With all eyes on Dow component Disney's (DIS) earnings release after the close today, the focus remains on the highly anticipated "Star Wars: The Force Awakens" due in theaters Dec. 18 and expected to be among the top-grossing films of all time.
However, with results driven by cable subscription trends, advertising strength, and consumer discretionary spending, there's more on the line than "Star Wars" success.
And, indeed, Disney's $4 billion LucasFilm acquisition in 2013 -- following Pixar in 2006 and Marvel in 2009 -- has been a key driver for the stock. Single-day advance ticket sales for "Star Wars" beat any previous record by 10 times with over 1,000 showings sold out in less than 12 hours in AMC Theaters, according to Bank of America in its aptly titled note "A perfect storm (trooper)." Additionally, IMAX reported $6.5 million in domestic single day pre-sales, more than six times what "The Hunger Games: Catching Fire" and "The Avengers" had achieved in a single day.

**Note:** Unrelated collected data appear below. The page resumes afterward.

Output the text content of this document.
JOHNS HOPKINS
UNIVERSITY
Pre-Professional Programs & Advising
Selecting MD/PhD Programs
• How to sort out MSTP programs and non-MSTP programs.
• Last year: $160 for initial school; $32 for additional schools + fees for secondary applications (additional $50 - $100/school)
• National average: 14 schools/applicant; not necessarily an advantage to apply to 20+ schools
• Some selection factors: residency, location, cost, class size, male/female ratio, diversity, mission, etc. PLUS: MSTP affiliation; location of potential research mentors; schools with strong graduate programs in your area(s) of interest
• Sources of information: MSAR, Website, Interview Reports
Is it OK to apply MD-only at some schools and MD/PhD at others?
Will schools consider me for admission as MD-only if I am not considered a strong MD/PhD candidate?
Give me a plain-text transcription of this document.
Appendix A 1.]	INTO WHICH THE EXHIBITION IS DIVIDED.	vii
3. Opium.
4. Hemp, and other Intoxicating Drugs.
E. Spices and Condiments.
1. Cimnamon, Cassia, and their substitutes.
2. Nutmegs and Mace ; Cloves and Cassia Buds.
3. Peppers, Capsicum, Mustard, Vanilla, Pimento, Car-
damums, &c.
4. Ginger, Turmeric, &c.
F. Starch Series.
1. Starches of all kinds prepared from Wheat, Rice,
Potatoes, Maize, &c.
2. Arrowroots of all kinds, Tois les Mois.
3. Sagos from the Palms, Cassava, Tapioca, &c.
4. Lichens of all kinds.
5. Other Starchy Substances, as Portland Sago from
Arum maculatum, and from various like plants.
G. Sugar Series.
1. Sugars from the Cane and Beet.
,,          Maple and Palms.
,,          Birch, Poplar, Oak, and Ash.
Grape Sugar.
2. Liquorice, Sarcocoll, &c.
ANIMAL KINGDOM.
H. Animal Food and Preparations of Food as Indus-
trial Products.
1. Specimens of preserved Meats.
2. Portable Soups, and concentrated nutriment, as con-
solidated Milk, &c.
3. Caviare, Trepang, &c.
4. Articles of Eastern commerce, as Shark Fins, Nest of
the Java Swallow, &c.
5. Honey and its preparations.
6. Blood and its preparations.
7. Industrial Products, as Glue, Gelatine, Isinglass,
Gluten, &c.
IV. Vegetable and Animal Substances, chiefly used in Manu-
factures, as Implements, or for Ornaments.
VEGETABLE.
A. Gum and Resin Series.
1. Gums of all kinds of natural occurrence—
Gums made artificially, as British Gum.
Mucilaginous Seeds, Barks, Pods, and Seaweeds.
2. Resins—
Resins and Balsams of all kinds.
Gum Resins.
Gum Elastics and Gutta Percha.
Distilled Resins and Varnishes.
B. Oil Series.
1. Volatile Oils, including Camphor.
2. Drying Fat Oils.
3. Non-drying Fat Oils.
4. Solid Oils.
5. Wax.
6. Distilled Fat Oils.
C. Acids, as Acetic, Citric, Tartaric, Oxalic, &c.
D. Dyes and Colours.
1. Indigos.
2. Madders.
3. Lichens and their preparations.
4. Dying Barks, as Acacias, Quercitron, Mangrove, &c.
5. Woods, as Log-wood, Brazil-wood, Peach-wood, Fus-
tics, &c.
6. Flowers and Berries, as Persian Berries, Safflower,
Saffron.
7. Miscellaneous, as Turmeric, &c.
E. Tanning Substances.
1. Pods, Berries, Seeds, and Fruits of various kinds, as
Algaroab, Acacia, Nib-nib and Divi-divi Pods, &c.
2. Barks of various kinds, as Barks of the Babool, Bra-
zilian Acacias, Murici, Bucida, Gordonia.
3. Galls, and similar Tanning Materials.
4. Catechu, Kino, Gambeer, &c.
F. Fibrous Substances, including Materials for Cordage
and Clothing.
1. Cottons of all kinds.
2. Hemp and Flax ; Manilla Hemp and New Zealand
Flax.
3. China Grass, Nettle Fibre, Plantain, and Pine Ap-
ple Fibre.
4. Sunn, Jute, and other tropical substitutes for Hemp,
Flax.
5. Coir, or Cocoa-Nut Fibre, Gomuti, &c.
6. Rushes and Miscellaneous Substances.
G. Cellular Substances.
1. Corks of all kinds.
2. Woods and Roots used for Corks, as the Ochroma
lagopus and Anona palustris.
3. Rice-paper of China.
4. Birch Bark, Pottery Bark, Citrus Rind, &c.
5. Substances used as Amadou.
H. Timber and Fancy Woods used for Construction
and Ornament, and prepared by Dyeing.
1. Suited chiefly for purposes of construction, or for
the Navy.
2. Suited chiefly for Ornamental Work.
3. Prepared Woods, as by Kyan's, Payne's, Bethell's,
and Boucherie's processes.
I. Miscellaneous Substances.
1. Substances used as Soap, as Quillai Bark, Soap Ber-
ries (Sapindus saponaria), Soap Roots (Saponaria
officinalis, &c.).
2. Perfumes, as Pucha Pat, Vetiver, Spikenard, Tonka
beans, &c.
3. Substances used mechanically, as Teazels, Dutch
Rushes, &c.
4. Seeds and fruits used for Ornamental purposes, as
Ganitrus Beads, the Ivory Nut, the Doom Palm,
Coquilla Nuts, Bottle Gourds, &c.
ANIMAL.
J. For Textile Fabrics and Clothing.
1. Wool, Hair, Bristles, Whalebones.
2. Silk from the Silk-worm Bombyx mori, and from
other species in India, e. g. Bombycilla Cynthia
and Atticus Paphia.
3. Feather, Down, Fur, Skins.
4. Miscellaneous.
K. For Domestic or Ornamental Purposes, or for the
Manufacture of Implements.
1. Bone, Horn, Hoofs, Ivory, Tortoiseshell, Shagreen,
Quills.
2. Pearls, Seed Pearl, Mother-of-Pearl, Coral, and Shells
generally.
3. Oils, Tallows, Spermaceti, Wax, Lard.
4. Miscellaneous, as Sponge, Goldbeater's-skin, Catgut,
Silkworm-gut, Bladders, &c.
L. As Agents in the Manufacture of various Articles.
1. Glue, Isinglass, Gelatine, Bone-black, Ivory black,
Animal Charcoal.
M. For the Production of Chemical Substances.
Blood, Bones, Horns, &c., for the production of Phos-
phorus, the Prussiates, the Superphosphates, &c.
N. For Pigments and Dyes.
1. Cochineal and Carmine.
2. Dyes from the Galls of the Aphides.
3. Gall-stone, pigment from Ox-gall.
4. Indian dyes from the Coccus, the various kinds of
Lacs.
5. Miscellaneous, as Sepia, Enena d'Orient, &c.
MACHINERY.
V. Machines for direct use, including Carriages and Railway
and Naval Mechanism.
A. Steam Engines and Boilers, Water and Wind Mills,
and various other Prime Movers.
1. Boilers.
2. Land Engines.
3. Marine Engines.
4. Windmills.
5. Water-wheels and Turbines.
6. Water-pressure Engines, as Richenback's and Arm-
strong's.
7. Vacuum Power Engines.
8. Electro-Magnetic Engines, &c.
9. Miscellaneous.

Of course, cross-monetization opportunities in Disney Parks and consumer products are important sources of more long-term value for the "Star Wars" franchise. Merchandise sales, where Disney takes about a 10% royalty, could amount to $5 billion in the first year, according to Macquarie. Toy maker Hasbro's (HAS) third-quarter results support this number, as its toy category for boys was driven by initial "Star Wars" shipments on Sept. 4.
But the bigger driver for the company remains its media properties, including its cable networks -- ESPN, ABC, and the Disney Channel -- which contribute approximately half of the company's revenues and more than two-thirds of its profits. Disney emphasized the challenges of the changing media landscape, reflecting a trend of cord cutters, in its last conference call in August, propelling a sell-off in shares from $120 to $90 before rebounding to current levels of $115.
But following Disney's downbeat subscriber trends on its last earnings conference call, media multiples have compressed by 12% in the midst of an aggregate 4% downward revision in 2016 earnings for the group, according to Nomura, adding that strong U.S. Open viewership on ESPN and the rebound of Monday Night Football ratings support momentum for cable. Sports in general has been a strong demand category for the name, giving it more negotiating power amid industry changes.
Overall, aside from the "Star Wars" catalyst and cable dynamics, the improving macro economy and consumer spending should benefit the company overall, from consumer products to park attendance, offsetting some of the conerns about pressure from the stronger dollar and weakness in its cable operations.